Friday, January 19, 2007

If You're from America, Why are You Brown?

After my last post, I thought I'd add a little more about race stuff because it’s weird to me how I feel about race here (my race in particular). At home, race is the characteristic that makes me stand out in most situations, but here, I assume it’s my nationality. However, that’s not necessarily the case. Until I open my mouth, people have little, if any indication that I’m American. But since I am a racial minority here, not to mention the fact that I’m racially ambiguous, it is still my race that initially makes me stand out. I've been told more than a few times that people just assumed I was Maori because I am brown and work in Maori Health. Like in America, people are confused, so they make an assumption to make themselves feel better.

However, hearing my foreign accent adds a new dimension to the situation. Instead of explaining why I look different, it ends up magnifying curiosity about my racial ambiguity. I don’t look like what they envision an American to be, so they need to know what how my brown skin made it to New Zealand by way of a white country.
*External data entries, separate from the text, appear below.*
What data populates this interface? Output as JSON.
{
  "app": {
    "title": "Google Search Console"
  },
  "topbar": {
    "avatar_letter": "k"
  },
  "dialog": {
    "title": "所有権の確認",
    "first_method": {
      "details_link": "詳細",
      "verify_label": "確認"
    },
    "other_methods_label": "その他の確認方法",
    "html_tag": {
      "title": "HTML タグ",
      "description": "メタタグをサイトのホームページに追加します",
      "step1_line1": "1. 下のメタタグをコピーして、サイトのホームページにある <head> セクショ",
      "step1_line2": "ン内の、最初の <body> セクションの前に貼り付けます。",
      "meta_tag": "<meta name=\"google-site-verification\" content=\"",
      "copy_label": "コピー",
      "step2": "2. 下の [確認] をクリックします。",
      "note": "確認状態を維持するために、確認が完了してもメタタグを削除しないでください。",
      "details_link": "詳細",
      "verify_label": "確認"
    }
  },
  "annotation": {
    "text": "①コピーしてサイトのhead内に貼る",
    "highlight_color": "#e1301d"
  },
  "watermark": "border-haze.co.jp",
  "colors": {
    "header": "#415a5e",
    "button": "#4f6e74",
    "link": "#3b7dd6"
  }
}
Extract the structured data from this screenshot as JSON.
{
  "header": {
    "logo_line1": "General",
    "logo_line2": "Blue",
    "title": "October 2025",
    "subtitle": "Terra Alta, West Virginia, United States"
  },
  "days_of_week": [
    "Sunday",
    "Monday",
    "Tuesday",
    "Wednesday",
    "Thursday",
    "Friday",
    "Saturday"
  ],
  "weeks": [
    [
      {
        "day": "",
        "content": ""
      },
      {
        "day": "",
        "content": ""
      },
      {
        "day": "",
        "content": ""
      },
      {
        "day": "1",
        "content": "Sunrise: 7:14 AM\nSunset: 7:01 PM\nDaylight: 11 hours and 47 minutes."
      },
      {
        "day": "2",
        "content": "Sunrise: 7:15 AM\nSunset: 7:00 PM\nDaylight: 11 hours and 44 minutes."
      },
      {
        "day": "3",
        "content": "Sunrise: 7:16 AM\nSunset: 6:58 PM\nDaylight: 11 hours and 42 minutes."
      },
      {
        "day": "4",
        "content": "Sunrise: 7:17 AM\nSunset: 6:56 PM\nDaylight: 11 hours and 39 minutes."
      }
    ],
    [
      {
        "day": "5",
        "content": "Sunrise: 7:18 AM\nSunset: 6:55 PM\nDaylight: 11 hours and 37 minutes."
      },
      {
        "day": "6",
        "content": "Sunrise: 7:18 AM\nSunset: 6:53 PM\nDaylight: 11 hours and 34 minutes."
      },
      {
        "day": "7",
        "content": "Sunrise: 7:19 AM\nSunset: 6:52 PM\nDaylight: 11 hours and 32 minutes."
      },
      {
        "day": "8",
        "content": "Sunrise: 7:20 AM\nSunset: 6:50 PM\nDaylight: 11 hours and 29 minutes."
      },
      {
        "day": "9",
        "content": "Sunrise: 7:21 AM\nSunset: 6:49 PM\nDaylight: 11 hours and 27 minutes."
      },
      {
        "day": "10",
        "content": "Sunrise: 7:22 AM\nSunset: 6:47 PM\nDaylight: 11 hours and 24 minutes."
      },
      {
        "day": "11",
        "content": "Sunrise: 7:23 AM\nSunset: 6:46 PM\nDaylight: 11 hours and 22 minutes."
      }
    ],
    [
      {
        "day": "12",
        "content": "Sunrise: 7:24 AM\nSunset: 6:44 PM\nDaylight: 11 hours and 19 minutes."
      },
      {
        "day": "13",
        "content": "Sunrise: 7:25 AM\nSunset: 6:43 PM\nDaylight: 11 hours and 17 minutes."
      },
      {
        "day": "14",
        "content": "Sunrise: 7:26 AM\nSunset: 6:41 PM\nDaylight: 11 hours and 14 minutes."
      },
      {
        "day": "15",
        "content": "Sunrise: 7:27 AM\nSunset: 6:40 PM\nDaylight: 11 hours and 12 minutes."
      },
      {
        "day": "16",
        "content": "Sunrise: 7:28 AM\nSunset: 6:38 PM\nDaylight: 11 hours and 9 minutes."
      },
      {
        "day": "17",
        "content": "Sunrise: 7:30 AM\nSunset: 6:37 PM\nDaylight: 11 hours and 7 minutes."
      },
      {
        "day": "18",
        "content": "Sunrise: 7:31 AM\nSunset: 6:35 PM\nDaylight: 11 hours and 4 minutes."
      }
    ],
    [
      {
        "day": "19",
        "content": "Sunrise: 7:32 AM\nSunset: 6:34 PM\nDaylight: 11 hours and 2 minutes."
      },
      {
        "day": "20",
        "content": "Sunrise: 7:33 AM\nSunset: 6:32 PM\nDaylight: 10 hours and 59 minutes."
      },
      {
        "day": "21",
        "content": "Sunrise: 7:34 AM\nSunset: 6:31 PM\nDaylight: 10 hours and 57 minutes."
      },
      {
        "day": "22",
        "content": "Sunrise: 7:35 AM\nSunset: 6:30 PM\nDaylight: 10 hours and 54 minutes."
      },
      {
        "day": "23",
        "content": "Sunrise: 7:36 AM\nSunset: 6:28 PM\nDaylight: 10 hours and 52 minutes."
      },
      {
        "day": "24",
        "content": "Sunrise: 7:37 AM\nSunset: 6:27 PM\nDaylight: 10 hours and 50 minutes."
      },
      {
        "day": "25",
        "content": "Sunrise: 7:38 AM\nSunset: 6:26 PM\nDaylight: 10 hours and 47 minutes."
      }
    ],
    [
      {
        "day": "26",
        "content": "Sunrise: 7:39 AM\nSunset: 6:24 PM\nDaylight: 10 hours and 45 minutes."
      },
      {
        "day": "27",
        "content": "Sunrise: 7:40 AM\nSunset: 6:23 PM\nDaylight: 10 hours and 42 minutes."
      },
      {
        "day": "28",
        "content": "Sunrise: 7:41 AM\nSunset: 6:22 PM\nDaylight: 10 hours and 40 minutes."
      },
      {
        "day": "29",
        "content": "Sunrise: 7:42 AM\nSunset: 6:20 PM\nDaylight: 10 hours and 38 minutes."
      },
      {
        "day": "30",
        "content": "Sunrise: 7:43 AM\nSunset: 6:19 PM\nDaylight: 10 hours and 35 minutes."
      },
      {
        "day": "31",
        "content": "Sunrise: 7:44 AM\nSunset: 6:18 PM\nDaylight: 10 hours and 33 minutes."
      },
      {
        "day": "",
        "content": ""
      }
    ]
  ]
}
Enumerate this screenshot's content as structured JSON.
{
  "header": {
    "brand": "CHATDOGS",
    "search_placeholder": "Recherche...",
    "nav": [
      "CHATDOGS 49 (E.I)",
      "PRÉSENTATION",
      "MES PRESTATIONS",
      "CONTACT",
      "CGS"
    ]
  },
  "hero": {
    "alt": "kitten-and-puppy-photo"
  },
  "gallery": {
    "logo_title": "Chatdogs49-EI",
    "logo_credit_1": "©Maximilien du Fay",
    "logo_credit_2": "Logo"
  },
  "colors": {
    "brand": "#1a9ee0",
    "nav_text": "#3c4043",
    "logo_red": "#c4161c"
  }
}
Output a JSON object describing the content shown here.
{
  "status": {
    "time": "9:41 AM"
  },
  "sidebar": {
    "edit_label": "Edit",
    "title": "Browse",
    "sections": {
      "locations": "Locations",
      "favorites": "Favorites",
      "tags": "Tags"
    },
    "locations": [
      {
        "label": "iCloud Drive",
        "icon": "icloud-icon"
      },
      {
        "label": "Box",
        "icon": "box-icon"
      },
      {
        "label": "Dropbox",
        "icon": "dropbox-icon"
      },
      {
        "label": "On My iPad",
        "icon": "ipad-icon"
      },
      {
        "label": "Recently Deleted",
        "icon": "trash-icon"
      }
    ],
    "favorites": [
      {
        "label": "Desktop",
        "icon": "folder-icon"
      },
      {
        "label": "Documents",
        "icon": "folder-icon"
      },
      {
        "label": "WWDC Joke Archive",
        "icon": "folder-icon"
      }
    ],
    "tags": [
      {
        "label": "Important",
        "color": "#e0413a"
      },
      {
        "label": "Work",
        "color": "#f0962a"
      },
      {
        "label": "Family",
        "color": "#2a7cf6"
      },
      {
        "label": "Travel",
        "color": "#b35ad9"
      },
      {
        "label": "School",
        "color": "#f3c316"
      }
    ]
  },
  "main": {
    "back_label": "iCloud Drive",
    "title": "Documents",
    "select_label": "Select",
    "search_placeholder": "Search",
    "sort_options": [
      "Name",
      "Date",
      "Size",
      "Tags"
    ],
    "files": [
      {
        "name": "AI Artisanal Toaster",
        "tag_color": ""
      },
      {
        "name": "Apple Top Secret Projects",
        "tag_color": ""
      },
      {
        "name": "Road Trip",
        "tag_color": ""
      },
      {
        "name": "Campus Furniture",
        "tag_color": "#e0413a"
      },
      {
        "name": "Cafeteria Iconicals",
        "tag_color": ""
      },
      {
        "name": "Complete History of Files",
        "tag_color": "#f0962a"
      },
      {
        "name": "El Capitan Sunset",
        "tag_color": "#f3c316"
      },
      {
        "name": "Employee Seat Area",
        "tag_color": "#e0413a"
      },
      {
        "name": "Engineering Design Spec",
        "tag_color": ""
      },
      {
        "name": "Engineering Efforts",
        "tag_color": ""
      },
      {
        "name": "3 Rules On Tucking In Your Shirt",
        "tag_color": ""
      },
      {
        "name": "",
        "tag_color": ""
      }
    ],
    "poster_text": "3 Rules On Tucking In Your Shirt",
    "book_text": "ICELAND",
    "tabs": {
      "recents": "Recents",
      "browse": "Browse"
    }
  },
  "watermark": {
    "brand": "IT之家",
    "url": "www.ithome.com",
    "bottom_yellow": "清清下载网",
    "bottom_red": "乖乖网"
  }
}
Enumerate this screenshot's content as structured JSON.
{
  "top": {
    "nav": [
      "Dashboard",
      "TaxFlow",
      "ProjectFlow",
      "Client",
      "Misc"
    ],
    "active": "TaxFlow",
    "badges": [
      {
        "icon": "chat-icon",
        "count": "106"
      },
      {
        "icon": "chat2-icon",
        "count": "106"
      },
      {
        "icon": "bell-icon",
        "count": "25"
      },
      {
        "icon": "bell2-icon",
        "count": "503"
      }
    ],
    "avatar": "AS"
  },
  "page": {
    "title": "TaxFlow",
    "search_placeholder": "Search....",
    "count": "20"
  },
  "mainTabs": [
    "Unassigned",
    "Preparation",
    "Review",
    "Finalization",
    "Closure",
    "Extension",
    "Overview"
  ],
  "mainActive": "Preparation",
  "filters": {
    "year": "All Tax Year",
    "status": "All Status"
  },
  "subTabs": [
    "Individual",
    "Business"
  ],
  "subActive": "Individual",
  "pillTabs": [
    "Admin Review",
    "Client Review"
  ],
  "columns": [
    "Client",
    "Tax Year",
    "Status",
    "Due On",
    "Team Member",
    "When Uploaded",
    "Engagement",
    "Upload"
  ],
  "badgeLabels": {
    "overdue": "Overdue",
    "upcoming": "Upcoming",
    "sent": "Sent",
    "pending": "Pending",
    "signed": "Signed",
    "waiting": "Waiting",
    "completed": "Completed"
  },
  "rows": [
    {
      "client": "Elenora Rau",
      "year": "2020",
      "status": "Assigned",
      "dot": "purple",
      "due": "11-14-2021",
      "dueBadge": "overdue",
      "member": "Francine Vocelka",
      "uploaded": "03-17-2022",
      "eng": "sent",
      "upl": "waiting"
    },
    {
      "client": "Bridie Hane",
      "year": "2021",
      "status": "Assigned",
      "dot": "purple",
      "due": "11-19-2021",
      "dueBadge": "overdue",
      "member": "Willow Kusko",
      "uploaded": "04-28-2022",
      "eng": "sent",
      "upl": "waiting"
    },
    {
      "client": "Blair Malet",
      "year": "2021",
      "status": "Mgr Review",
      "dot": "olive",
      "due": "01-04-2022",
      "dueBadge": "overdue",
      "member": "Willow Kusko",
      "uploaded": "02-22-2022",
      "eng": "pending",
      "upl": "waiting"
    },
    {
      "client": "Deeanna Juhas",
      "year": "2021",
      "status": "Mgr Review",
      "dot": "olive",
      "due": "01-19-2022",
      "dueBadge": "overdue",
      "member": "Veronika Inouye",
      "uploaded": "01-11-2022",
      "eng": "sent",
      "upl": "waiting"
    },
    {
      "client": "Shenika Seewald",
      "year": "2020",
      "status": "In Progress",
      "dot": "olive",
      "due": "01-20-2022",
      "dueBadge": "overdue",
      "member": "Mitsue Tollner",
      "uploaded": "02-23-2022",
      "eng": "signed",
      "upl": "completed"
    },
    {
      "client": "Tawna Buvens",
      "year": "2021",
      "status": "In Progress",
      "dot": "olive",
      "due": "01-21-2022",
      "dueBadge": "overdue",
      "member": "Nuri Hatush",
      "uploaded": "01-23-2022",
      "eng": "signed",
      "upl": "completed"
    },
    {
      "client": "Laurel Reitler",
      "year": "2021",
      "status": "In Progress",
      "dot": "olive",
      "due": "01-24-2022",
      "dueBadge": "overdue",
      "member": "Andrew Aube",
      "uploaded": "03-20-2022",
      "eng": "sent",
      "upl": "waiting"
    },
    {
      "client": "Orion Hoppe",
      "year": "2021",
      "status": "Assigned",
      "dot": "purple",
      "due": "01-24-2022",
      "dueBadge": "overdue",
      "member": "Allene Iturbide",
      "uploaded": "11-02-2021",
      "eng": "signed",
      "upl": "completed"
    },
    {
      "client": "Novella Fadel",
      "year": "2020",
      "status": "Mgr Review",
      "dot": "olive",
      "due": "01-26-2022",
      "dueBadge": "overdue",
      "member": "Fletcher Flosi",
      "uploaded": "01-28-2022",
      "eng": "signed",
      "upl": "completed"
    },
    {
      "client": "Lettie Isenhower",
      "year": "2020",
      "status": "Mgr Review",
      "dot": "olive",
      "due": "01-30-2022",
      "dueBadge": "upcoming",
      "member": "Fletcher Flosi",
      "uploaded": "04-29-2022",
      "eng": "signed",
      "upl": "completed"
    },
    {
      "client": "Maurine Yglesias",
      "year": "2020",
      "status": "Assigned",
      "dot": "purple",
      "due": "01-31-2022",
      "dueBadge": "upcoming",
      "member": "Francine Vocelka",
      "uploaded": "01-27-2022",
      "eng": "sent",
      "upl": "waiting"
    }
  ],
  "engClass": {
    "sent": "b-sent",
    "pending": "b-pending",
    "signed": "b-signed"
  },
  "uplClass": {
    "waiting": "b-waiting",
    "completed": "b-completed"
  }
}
I assume that white Americans who travel over here don’t get questions about their ethnic background, so why should I? I know the answer—it’s the same reason I get the question back in the States, but it still frustrates me. What’s weird, though, is that I am more than happy to talk about my nationality, the characteristic that I think makes me stand out (in fact, I actively enjoy it), while I don’t like answering questions about my race, the characteristic that actually makes me stand out. Part of this could be that it’s a lot less fun explaining an oppressed identity than it is a privileged one, but by contrast, it’s not like I’m all excited to talk about my heterosexuality. And part of it is probably that I never get a chance to talk about my American-ness at home (especially with non-Americans), while I am sick to death of explaining my ethnicity.

But I think in the end the difference is that I chose to “other” myself with regards to my nationality. I came overseas specifically to experience life as an American in Australia/New Zealand. I prepared for the experience, and I can quit whenever I want. So of course I’m excited to talk about how I'm dealing with this change that I purposefully made. On the other hand, I have never chosen to be a racial minority (although that’s not to say that I wouldn't), I certainly never had an opportunity to prepare myself for the experience, and I obviously can’t quit my race.

I don’t dislike talking about race per se, but I’m also past talking about it at the superficial level that I currently talk about my American-ness. It’s still interesting to me to talk about American versus Kiwi fast food portion sizes or to explain what a fraternity is, but I'm done being shocked by the correlation between race and SAT scores or explaining why the model minority stereotype does more harm than good. I've had those conversations about race, and while they were interesting the first few times, I need to go a little bit deeper. The foreigner stuff is still pretty new to me, so even the basics are fascinating. I guess that's all part of the process of understanding an identity, and the race thing is one that I've been actively working on for a long time.

Fortunately or not, there is no way to separate the experiences of being an American in New Zealand and being a person of color in New Zealand. Just as I'm sure my experiences would be different if I were male or something. But sometimes I wish I could separate them out, just to know what it was like to have people see me strictly as an American and not as a hyphenated American. On the other hand, then they wouldn't really be seeing me for who I am.